Understanding CLIP image pipeline
Visualize image preprocessing steps and builds a pytorch custom Dataset to map image into embedding
This post builds on top of the my flicker 8k exploratory analysis post.
import os
# sample images to use in this post
relevant_image_names = [
'2610447973_89227ff978.jpg',
'3071676551_a65741e372.jpg',
'3365783912_e12c3510d8.jpg',
'3589367895_5d3729e3ea.jpg'
]
os.environ["IMG_DIR"] = "data/2021-10-22-understanding-clip-image-pipeline"
import clip
model, preprocess = clip.load("ViT-B/32")
We can take a look into the image pre-processing pipeline.
preprocess
The CLIP preprocessing pipeline assumes we have a PIL image as input, so that is what we will use to load images here.
from PIL import Image
images = [Image.open(os.path.join(os.environ["IMG_DIR"], image_file_name)) for image_file_name in relevant_image_names]
import matplotlib.pyplot as plt
def plot_pil_images(images):
assert len(images) == 4, "Number of images should be equal to 4"
fig = plt.figure(figsize=(10, 10))
for idx, image in enumerate(images):
sub = fig.add_subplot(2,2,idx+1)
imgplot = plt.imshow(image)
plt.tight_layout()
plot_pil_images(images)
Resize the image so that the smaller of height and width have size 224.
preprocess.transforms[0]
processed_images = [preprocess.transforms[0](image) for image in images]
The effect is hard to note by just looking at the images as the proportion of the images continues to be the same, but it is easy to see when we print the size of the tensors below.
plot_pil_images(processed_images)
from torchvision.transforms import ToTensor
for idx, (original_image, processed_image) in enumerate(zip(images, processed_images)):
print("Image {}:\nOriginal size: {}\nProcessed size:{}\n".format(idx+1, ToTensor()(original_image).shape, ToTensor()(processed_image).shape))
Crop the center of the image such that the resulting images has size (224, 224)
preprocess.transforms[1]
processed_images = [preprocess.transforms[1](image) for image in processed_images]

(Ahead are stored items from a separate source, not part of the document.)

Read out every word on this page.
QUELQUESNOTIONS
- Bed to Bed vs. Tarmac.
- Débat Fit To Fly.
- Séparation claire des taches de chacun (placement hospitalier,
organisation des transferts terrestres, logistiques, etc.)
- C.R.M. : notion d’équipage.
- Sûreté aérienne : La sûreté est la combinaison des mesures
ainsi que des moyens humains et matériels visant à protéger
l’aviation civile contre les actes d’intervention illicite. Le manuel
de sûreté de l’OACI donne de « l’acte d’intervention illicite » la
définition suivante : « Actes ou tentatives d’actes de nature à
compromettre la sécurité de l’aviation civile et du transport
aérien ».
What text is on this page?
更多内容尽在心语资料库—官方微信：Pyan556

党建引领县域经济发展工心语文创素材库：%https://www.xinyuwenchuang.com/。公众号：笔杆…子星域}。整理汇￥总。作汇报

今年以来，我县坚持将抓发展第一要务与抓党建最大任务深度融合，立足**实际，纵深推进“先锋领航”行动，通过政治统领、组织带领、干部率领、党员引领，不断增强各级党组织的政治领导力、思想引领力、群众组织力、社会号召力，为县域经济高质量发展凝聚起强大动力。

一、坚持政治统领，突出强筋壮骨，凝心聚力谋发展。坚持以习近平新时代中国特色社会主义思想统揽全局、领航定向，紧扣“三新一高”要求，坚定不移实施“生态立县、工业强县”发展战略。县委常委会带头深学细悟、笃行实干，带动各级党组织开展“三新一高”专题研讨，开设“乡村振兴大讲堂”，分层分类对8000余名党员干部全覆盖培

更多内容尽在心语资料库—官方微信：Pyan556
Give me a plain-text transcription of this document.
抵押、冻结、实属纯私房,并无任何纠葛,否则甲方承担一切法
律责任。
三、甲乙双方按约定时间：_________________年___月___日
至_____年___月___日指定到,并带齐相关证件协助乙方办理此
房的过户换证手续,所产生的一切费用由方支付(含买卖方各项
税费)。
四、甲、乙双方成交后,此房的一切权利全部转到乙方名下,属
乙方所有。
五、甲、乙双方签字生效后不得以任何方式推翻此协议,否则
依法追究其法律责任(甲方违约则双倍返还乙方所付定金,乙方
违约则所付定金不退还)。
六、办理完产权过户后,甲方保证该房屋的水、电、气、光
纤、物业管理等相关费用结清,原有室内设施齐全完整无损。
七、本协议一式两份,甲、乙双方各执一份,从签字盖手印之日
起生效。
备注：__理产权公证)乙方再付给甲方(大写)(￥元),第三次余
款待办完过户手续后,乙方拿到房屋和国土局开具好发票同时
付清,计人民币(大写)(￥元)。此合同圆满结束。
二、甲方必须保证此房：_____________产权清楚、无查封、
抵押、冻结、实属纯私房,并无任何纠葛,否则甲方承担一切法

plot_pil_images(processed_images)
preprocess.transforms[2]
This transform convert the image to RGB model. Since the images are already formatted with RGB encoding we will not see any difference.
from torch import equal
equal(ToTensor()(preprocess.transforms[2](processed_images[0])), ToTensor()(processed_images[0]))
But we will apply this transform for completeness:
processed_images = [preprocess.transforms[2](image) for image in processed_images]
preprocess.transforms[3]
processed_images = [preprocess.transforms[3](image) for image in processed_images]
We now have tensors:
print([x.shape for x in processed_images])
Normalize will subtract the mean and divide by the standard deviation. The is one mean and one standard deviation for each of the three channels available.
preprocess.transforms[4]
processed_images = [preprocess.transforms[4](image) for image in processed_images]
After the normalization the processed images are quite different from the original images.
from torchvision.transforms import ToPILImage
plot_pil_images([ToPILImage()(x) for x in processed_images])
Stack the four processed images on top of each other.
import numpy as np
import torch
device = 'cuda' if torch.cuda.is_available() else 'cpu'
image_input = torch.tensor(np.stack(processed_images)).to(device)
image_input.shape
Generate the image vectors. Each vector have 512 elements.
with torch.no_grad():
image_features = model.encode_image(image_input).float()
image_features.shape
Use unsqueeze(0)
if you want to apply the encoder to one image as it expected a 4D Tensor.
with torch.no_grad():
image_features = model.encode_image(processed_images[0].unsqueeze(0))
image_features.shape
Create a custom Dataset that loads an image and optionally apply a transform function to it.
import os
import glob
from torch.utils.data import Dataset
class ImageDataset(Dataset):
def __init__(self, img_dir, transform=None):
self.img_dir = img_dir
self.image_file_names = glob.glob(os.path.join(img_dir, "*.jpg"))
self.transform = transform
def __len__(self):
return len(self.image_file_names)
def __getitem__(self, idx):
image_file_name = self.image_file_names[idx]
image = Image.open(image_file_name)
if self.transform:
image = self.transform(image)
return image
Here is how it looks without applying and transform
function to it:
image_dataset = ImageDataset(img_dir=os.environ["IMG_DIR"])
Each iteration returns one of the original images:
next(iter(image_dataset))
image_dataset = ImageDataset(img_dir=os.environ["IMG_DIR"], transform=preprocess)
It returns the processed Tensor when we apply the preprocess pipeline:
next(iter(image_dataset)).shape
def from_image_to_vector(x, process_fn):
with torch.no_grad():
image_features = model.encode_image(process_fn(x).unsqueeze(0))
return image_features
image_dataset = ImageDataset(
img_dir=os.environ["IMG_DIR"],
transform=lambda x: from_image_to_vector(x, process_fn=preprocess)
)
Now the dataset returns a 512-dimensional vector associated with a specific image.
next(iter(image_dataset)).shape
from torch.utils.data import DataLoader
image_dataloader = DataLoader(image_dataset, batch_size=64, shuffle=False)